Blog
August 2010

Welcome to our blog. Through it, we hope to offer insight into or products and technology, as well as some general news that we hope may affect your transportation habits.

Yesterday brought a bit of excitement to Goose Networks' Seattle offices.

On Tuesday, August 17, 2010, Barack Obama, the 44th and current President of the United States, made a quick six hour stop here in the Emerald City.

The President's first stop? The Grand Central Bakery, a few floors below our office and a long-time favorite among Goose staffers.

       

Here's an account of the President placing his lunch order, as retold by a member of the White House advance team:

Quick drive along empty streets, past Safeco Field, with clusters of people periodically lining the cleared route. Those crowds thicken as we reach the leafy downtown. Cheering as motorcade stops in front of brick building with the Grand Central Bakery inside.

"Hey guys, how are you? Great place, really beautiful neighborhood." He greets the staff behind the counter. "What's your name?" (There's an Andrea and a Rachel.)

He turns down a local salad with strawberries, even though he acknowledges it sounds good. Then decides on a half a turkey sandwich (described by staff as "Thanksgiving in a sandwich"), a smaller version of that local salad, and a bottle of water. Also gets "something sweet to go."

"You gotta ring me up," he tells them, though they seem not really sure about that. He tells them again, laughing, they really have to.

 

And so you have it -- even the President pays for his half turkey sandwich at the Grand Central.

Think your local commute is bad? Maybe, but at least you're not in Moscow.

In the Aug 2 eition of The New Yorker Magazine, writer Keith Gessen offers a grim account of the gridlock that grips the Russian capital.

Gessen presents the source of the city's traffic challenges as part historical (Moscow's early rulers built the city as a concentric series of walled forts, with the Kremlin at the center, preventing the diversion of traffic to side roads), part political (the city's elite are afforded driving privileges that serve to cripple the regular flow of traffic), and part cultural (while sitting stuck in traffic is not desireable, it beats the endless lines endured by Muscovites during communist rule). 

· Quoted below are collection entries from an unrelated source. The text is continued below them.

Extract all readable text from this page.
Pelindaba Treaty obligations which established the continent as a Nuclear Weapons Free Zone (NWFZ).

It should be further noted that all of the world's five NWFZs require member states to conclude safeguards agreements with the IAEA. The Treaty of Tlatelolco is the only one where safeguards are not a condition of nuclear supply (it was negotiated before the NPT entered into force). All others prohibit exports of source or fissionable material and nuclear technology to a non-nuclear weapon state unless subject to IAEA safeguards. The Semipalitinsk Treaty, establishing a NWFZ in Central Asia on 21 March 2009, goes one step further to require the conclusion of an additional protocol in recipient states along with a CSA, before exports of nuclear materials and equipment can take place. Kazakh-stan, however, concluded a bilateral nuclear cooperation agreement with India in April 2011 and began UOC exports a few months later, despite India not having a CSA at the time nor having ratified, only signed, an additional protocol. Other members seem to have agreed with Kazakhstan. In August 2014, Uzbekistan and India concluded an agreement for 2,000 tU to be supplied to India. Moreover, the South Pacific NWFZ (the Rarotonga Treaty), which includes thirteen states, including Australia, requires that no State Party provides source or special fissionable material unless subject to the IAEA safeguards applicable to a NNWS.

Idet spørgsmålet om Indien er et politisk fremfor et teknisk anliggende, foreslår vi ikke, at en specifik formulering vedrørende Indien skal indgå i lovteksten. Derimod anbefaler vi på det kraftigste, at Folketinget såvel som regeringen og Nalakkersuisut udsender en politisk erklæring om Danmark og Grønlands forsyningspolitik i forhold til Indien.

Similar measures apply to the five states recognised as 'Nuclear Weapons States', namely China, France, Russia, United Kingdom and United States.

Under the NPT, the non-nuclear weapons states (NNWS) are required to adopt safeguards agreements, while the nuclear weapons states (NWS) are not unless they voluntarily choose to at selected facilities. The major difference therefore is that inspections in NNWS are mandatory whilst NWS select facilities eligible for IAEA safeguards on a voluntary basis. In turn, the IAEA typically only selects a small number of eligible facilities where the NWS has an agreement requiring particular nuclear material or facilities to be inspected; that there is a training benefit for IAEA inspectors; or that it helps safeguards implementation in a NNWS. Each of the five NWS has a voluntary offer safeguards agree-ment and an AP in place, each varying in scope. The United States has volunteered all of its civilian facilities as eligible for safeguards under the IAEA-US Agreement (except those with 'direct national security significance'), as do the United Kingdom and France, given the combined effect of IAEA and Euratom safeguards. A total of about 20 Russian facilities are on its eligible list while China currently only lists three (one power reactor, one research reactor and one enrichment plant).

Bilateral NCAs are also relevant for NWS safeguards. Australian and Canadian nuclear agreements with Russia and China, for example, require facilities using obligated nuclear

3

The article also discusses the innovative approach taken by Yandex, Russia's largest internet company, in the display of real-time traffic data throughout the city. While other cities use sensors embedded in the pavement to measure traffic flow, in Moscow these have a hard time surviving both the weather and the road repairs the weather necessitates. So, Yandex asks drivers to download software onto their GPS-equipped mobile devices so to that information about their movements can be sent automatically to the Yandex servers. As the program grows, Yandex is able to give an increasingly accurate and encompassing picture of Moscow's traffic situation at any given moment.